The Foreign Direct Investment means “cross-border investment made by a resident in one economy in an enterprise in another economy, with the objective of establishing a lasting interest in the investee economy. FDI is also described as “investment into the business of a country by a company in another country”. Mostly the investment is into production by either buying a company in the target country or by expanding operations of an existing business in that country”. Such investments can take place for many reasons, including to take advantage of cheaper wages, special investment privileges (e.g. tax exemptions) offered by the country.

Why Countries Seek FDI ? 


(a) Domestic capital is inadequate for purpose of economic growth; 
(b) Foreign capital is usually essential, at least as a temporary measure, during the period when the capital market is in the process of development; 
(c) Foreign capital usually brings it with other scarce productive factors like technical know how, business expertise and knowledge.

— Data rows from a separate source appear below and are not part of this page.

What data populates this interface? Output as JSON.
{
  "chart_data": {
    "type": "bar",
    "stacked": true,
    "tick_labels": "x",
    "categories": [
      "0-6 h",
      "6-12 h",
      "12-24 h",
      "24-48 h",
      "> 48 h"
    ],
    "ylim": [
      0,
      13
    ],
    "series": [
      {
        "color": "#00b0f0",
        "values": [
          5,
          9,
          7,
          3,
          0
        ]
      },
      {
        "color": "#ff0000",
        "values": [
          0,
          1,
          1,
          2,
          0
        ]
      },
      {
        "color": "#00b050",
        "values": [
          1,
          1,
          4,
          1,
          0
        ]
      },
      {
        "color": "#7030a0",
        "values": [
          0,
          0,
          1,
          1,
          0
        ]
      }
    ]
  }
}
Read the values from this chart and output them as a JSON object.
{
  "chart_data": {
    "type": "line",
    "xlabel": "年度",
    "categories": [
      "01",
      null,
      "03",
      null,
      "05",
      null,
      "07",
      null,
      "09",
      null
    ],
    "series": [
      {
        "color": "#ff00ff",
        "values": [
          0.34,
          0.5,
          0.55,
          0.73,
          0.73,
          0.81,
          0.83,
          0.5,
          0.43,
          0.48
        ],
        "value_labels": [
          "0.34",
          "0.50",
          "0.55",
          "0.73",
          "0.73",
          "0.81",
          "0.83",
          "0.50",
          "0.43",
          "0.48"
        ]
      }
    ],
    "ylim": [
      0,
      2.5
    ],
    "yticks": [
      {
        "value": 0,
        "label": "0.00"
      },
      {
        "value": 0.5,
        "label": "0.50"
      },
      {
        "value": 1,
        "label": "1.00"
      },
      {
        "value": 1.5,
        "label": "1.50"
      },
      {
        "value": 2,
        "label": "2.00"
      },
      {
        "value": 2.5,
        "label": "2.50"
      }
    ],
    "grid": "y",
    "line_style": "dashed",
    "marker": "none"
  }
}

What are the major benefits of FDI : 


(a) Improves forex position of the country; 
(b) Employment generation and increase in production ;
(c) Help in capital formation by bringing fresh capital; 
(d) Helps in transfer of new technologies, management skills, intellectual property 
(e) Increases competition within the local market and this brings higher efficiencies 
(f) Helps in increasing exports; 
(g) Increases tax revenues



Why FDI is Opposed by Local People or Disadvantages of FDI :


(a) Domestic companies fear that they may lose their ownership to overseas company
(b) Small enterprises fear that they may not be able to compete with world class large companies and may ultimately be edged out of business; 
(c) Large giants of the world try to monopolise and take over the highly profitable sectors; 
(d) Such foreign companies invest more in machinery and intellectual property than in wages of the local people; 
(e) Government has less control over the functioning of such companies as they usually work as wholly owned subsidiary of an overseas company;


Explain the forms in which business can be conducted by a foreign company in India 


A foreign company planning to set up business operations in India may: Incorporate a company under the Companies Act, 1956, as a Joint Venture or a Wholly Owned Subsidiary. Set up a Liaison Office / Representative Office or a Project Office or a Branch Office of the foreign company

What is the procedure for receiving Foreign Direct Investment in an Indian company? 


An Indian company may receive Foreign Direct Investment under the two routes as given under: i. Automatic Route FDI is allowed under the automatic route without prior approval either of the Government or the Reserve Bank of India in all activities/sectors as specified in the consolidated FDI Policy, issued by the Government of India from time to time. ii. Government Route FDI in activities not covered under the automatic route requires prior approval of the Government which are considered by the Foreign Investment Promotion Board (FIPB), Department of Economic Affairs, Ministry of Finance.

What is Scope of FDI in India? 


Why World is looking towards India for Foreign Direct Investments : 

India is the 3rd largest economy of the world in terms of purchasing power parity and thus looks attractive to the world for FDI. Even Government of India, has been trying hard to do away with the FDI caps for majority of the sectors, but there are still critical areas like retailing and insurance where there is lot of opposition from local Indians / Indian companies. Some of the major economic sectors where India can attract investment are as follows:-

  • Telecommunications 
  • Apparels 
  • Information Technology 
  • Pharma 
  • Auto parts 
  • Jewellery 
  • Chemicals


In last few years, certainly foreign investments have shown upward trends but the strict FDI policies have put hurdles in the growth in this sector. India is however set to become one of the major recipients of FDI in the Asia-Pacific region because of the economic reforms for increasing foreign investment and the deregulation of this important sector. India has technical expertise and skilled managers and a growing middle class market of more than 300 million and this represents an attractive market.